- Born: July 31, 1965 (age 59) Moscow, Russia

Academic background
- Education: Doktor nauk in history

Academic work
- Discipline: Egyptology
- Institutions: Institute of Oriental Studies RAN

= Dmitry Prusakov =

Russian Egyptologist (born 1965)

Dmitry Borisovich Prusakov (Дмитрий Борисович Прусаков; born 31 July 1965, Moscow) is a Russian Egyptologist with Doktor nauk of history. He is a graduate of Bauman Moscow State Technical University, chief research officer at Institute of Oriental Studies RAN, member of the University of Chicago Oriental Institute and of the Egypt Exploration Society (London) and has participated in various archaeological expeditions. He investigates the socio-ecological history of the ancient world and is one of the leading Russian specialists in Predynastic and Early Dynastic Egypt.

== Publications ==
- Relationship between Man and Nature in Ancient Egypt, 1996.
- Nature and Man in Ancient Egypt in Series. Vol.14., 1999.
- Origins of Islam. Acta Orientalia Academiae Scientiarum Hungaricae 53/3-4 (1999): 243—276 (with Vladimir Klimenko and Andrey Korotayev).
- The Early State in Ancient Egypt in Series.

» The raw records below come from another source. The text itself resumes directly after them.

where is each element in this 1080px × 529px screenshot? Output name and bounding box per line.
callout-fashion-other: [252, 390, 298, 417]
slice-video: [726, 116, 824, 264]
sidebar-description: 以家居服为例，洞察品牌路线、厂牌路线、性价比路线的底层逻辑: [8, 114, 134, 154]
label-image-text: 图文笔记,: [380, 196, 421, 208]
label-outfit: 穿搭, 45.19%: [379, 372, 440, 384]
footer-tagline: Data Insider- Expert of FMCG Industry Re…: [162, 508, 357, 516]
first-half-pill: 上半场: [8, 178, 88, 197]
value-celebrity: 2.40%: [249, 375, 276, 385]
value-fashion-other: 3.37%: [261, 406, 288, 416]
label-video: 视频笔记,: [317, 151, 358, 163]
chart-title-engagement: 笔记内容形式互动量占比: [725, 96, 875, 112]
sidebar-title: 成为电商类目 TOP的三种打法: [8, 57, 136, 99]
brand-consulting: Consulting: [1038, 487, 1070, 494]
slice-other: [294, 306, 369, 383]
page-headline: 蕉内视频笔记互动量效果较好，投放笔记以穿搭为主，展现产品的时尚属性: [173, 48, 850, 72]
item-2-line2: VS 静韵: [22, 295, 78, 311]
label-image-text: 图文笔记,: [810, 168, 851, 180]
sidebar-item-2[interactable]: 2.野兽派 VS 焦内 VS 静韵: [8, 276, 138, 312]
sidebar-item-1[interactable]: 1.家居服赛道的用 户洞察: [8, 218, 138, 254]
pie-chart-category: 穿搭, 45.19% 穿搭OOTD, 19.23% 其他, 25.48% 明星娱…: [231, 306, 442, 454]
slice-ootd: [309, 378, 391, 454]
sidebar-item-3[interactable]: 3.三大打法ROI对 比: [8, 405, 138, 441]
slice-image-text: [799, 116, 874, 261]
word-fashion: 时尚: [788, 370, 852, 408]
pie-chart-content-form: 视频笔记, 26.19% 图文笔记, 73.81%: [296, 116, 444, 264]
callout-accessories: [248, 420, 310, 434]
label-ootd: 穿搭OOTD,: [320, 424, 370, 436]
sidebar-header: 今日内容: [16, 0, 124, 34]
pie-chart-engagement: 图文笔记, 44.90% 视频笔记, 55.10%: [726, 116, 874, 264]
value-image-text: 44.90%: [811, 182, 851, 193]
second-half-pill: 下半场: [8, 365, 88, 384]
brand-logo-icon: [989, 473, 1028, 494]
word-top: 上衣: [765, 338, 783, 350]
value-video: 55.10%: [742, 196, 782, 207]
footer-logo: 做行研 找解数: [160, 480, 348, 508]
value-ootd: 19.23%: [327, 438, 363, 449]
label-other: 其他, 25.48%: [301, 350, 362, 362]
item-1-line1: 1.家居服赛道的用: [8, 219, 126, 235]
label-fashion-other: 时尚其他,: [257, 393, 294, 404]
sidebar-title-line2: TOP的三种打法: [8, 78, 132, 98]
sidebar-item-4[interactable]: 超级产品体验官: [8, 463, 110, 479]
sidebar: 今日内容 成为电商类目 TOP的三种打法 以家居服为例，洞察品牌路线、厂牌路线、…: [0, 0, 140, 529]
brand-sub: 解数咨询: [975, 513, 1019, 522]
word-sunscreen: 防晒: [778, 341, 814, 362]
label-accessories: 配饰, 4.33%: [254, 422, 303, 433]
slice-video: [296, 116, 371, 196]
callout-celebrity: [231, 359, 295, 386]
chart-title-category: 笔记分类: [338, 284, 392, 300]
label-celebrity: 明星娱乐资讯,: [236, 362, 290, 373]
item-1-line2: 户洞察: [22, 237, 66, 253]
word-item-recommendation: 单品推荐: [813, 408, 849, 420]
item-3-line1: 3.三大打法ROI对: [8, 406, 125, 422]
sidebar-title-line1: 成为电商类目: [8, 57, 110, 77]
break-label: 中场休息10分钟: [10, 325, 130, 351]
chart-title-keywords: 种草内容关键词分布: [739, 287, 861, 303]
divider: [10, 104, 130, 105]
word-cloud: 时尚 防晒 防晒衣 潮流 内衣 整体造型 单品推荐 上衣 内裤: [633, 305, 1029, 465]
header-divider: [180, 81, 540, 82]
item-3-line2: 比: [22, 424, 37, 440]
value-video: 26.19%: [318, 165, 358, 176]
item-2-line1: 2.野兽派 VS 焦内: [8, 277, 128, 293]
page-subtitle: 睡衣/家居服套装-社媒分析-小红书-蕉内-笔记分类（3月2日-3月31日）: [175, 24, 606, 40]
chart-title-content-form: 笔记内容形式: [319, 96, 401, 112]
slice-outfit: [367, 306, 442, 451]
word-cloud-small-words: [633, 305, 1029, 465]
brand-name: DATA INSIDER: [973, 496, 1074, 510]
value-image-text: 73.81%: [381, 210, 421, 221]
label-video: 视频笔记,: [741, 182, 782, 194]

Vol.19., 2001.
- Ancient Egypt, 4th-2nd Millennium BC: Socio-Ecological Factors in the Evolution of Society and the State, 2001.
- Emergence of Islam: Socio-Cultural and Politico-anthropological Context (with Andrey Korotayev and Vladimir Klimenko)
- Ancient Egypt: Civilization of the Soil: A Study of the Neolithic Revolution.

== Bibliography==
- Sofia Miliband. Востоковеды России, XX — начало XXI века. — М., 2008. — Vol. 2. — pp. 208–209.